Facebook Inc. FB -7.25% struck customized data-sharing deals that gave select companies special access to user records well after the point in 2015 that the social network has said it walled off that information, according to court documents, company officials and people familiar with the matter.
Some of those and other agreements, collectively known internally as “whitelists,” also allowed certain companies to access additional information about a user’s Facebook friends, the people familiar with the matter said. That included information like phone numbers and a metric called “friend link” that measured the degree of closeness between users and others in their network, the people said.
The whitelist deals were struck with companies including Royal Bank of Canada and Nissan Motor Co. , who advertised on Facebook or were valuable for other reasons, according to some of the people familiar with the matter. They show that Facebook gave special data access to a broader universe of companies than was previously disclosed. They also raise further questions about who has access to the data of billions of Facebook users and why they had access, at a time when Congress is demanding the company be held accountable for the flow of that data.
Many of these customized deals were separate from Facebook’s data-sharing partnerships with at least 60 device makers, which it disclosed this week. Several lawmakers and regulators have said those device-maker arrangements merit further investigation.
Data-Security Concerns Threaten Trust in Tech Companies
Tech-company executives at The Wall Street Journal's D.Live conference in Hong Kong responded to concerns over data security in the wake of Facebook's privacy scandal.
Facebook officials said the company struck a small number of deals with developers largely to improve the user experience, test new features and allow certain partners to wind down previously existing data-sharing projects. The company said it allowed a “small number” of partners to access data about a user’s friends after the data was shut off to developers in 2015. Many of the extensions lasted weeks and months, Facebook said. It isn’t clear when all of the deals ultimately expired or how many companies got extensions.
Most developers who plugged into Facebook’s platform weren’t aware that the company offered this preferred access or extensions to certain partners, according to the people familiar with the matter.
Ime Archibong, Facebook’s vice president of product partnerships, said in an interview Friday that the company maintained a “consistent and principled approach to how we work with developers over the course of the past 11 years.”
Mr.

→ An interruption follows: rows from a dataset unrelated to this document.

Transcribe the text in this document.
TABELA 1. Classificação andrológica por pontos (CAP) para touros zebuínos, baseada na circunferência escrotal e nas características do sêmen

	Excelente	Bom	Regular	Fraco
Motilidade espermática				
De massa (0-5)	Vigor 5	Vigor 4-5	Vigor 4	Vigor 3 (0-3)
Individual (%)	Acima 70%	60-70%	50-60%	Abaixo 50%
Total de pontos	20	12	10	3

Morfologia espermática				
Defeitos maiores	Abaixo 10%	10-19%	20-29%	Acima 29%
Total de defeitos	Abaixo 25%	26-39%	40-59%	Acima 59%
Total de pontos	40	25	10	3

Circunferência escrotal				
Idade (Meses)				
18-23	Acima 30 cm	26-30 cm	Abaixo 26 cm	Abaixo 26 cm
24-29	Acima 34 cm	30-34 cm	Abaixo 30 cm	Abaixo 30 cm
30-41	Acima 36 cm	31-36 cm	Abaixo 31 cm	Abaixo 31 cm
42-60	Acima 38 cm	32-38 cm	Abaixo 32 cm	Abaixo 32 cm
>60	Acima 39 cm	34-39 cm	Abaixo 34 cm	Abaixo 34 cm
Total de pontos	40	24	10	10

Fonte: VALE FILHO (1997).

Archibong said there were some cases where the company worked “more closely” with individual developers to test new features or when winding down products. “But we have been extremely, I would say, persistent and objective around how we worked with developers,” he said.
Privacy experts said Facebook users likely didn’t know how their data was being shared. “I don’t think anyone would have a reasonable understanding of how widespread this was,” said David Vladeck, director of the Federal Trade Commission’s Consumer Protection Bureau from 2009 until 2013 and now a professor at Georgetown Law.

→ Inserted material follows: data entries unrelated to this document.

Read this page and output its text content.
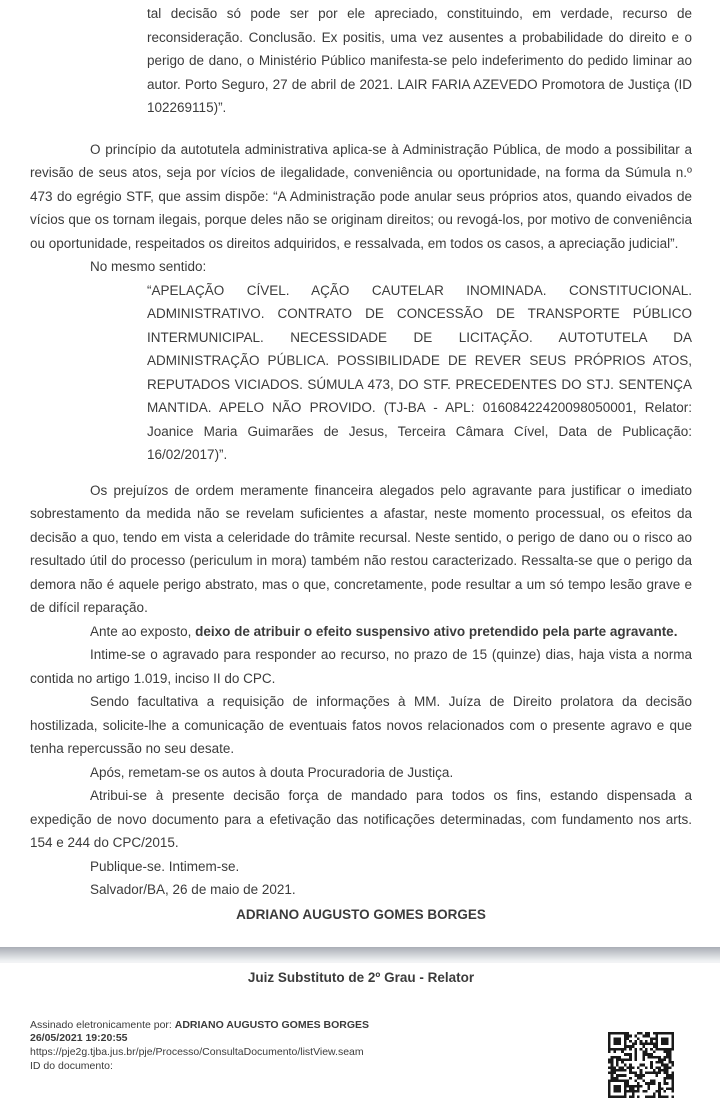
tal decisão só pode ser por ele apreciado, constituindo, em verdade, recurso de reconsideração. Conclusão. Ex positis, uma vez ausentes a probabilidade do direito e o perigo de dano, o Ministério Público manifesta-se pelo indeferimento do pedido liminar ao autor. Porto Seguro, 27 de abril de 2021. LAIR FARIA AZEVEDO Promotora de Justiça (ID 102269115)”.

O princípio da autotutela administrativa aplica-se à Administração Pública, de modo a possibilitar a revisão de seus atos, seja por vícios de ilegalidade, conveniência ou oportunidade, na forma da Súmula n.º 473 do egrégio STF, que assim dispõe: “A Administração pode anular seus próprios atos, quando eivados de vícios que os tornam ilegais, porque deles não se originam direitos; ou revogá-los, por motivo de conveniência ou oportunidade, respeitados os direitos adquiridos, e ressalvada, em todos os casos, a apreciação judicial”.

No mesmo sentido:

“APELAÇÃO CÍVEL. AÇÃO CAUTELAR INOMINADA. CONSTITUCIONAL. ADMINISTRATIVO. CONTRATO DE CONCESSÃO DE TRANSPORTE PÚBLICO INTERMUNICIPAL. NECESSIDADE DE LICITAÇÃO. AUTOTUTELA DA ADMINISTRAÇÃO PÚBLICA. POSSIBILIDADE DE REVER SEUS PRÓPRIOS ATOS, REPUTADOS VICIADOS. SÚMULA 473, DO STF. PRECEDENTES DO STJ. SENTENÇA MANTIDA. APELO NÃO PROVIDO. (TJ-BA - APL: 01608422420098050001, Relator: Joanice Maria Guimarães de Jesus, Terceira Câmara Cível, Data de Publicação: 16/02/2017)”.

Os prejuízos de ordem meramente financeira alegados pelo agravante para justificar o imediato sobrestamento da medida não se revelam suficientes a afastar, neste momento processual, os efeitos da decisão a quo, tendo em vista a celeridade do trâmite recursal. Neste sentido, o perigo de dano ou o risco ao resultado útil do processo (periculum in mora) também não restou caracterizado. Ressalta-se que o perigo da demora não é aquele perigo abstrato, mas o que, concretamente, pode resultar a um só tempo lesão grave e de difícil reparação.

Ante ao exposto, deixo de atribuir o efeito suspensivo ativo pretendido pela parte agravante.

Intime-se o agravado para responder ao recurso, no prazo de 15 (quinze) dias, haja vista a norma contida no artigo 1.019, inciso II do CPC.

Sendo facultativa a requisição de informações à MM. Juíza de Direito prolatora da decisão hostilizada, solicite-lhe a comunicação de eventuais fatos novos relacionados com o presente agravo e que tenha repercussão no seu desate.

Após, remetam-se os autos à douta Procuradoria de Justiça.

Atribui-se à presente decisão força de mandado para todos os fins, estando dispensada a expedição de novo documento para a efetivação das notificações determinadas, com fundamento nos arts. 154 e 244 do CPC/2015.

Publique-se. Intimem-se.

Salvador/BA, 26 de maio de 2021.

ADRIANO AUGUSTO GOMES BORGES

Juiz Substituto de 2º Grau - Relator

Assinado eletronicamente por: ADRIANO AUGUSTO GOMES BORGES
26/05/2021 19:20:55
https://pje2g.tjba.jus.br/pje/Processo/ConsultaDocumento/listView.seam
ID do documento:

Mr. Vladeck said any deals made after 2012 could draw scrutiny about whether Facebook was in violation of its settlement that year with the FTC, under which the company is required to give the social network’s users clear and prominent notice and obtain their express consent before sharing their information beyond their privacy settings. Facebook said Friday it hasn’t violated the settlement.
The revelations come as Facebook is dealing with the fallout in March related to the use of personal data by Cambridge Analytica, a political analytics firm that aided President Donald Trump’s 2016 presidential campaign and purchased data on 87 million users from another developer. The crisis sparked questions about Facebook’s lax oversight of its platform, an FTC probe into whether the company violated the 2012 settlement and two congressional appearances by Facebook Chief Executive Mark Zuckerberg in April.
In his testimony before Congress, Mr. Zuckerberg said Facebook moved to eliminate broad access to information about users’ friends in 2014. Developers had until May 2015 to comply with the rules. The move was a harsh blow to developers, forcing a number of apps to shut down without access to the data. Others had to find workaround solutions to continue operating.
One developer, Six4Three LLC, sued Facebook in 2015, alleging that Facebook’s data policies were anticompetitive and favored certain companies over others. One court document that was originally redacted alleges that Facebook employees discussed whitelist agreements with various companies. Facebook says the Six4Three lawsuit is without merit.
On Friday, Facebook acknowledged that a subset of companies were given extensions beyond May 2015.
“As we were winding down over the year, there was a small number of companies that asked for short-term extensions, and that, we worked through with them,” Facebook’s Mr. Archibong said. “But other than that, things were shut down.”
Facebook’s relationships to outside developers have shifted over time as it made key adjustments to how it shares data.
In 2007, Facebook started allowing developers to tap its so-called social graph, including crucial information about a user’s friends. Unlike advertisers, developers didn’t have to pay for this information, giving rise to a new generation of startups built on social connections.
This arrangement also made Facebook increasingly central to its users’ daily lives, despite objections from privacy groups and some users about potential abuses of that data. By 2014, developers could access about 30 different data points about users’ friends, including places they checked into, education history and religious and political affiliation.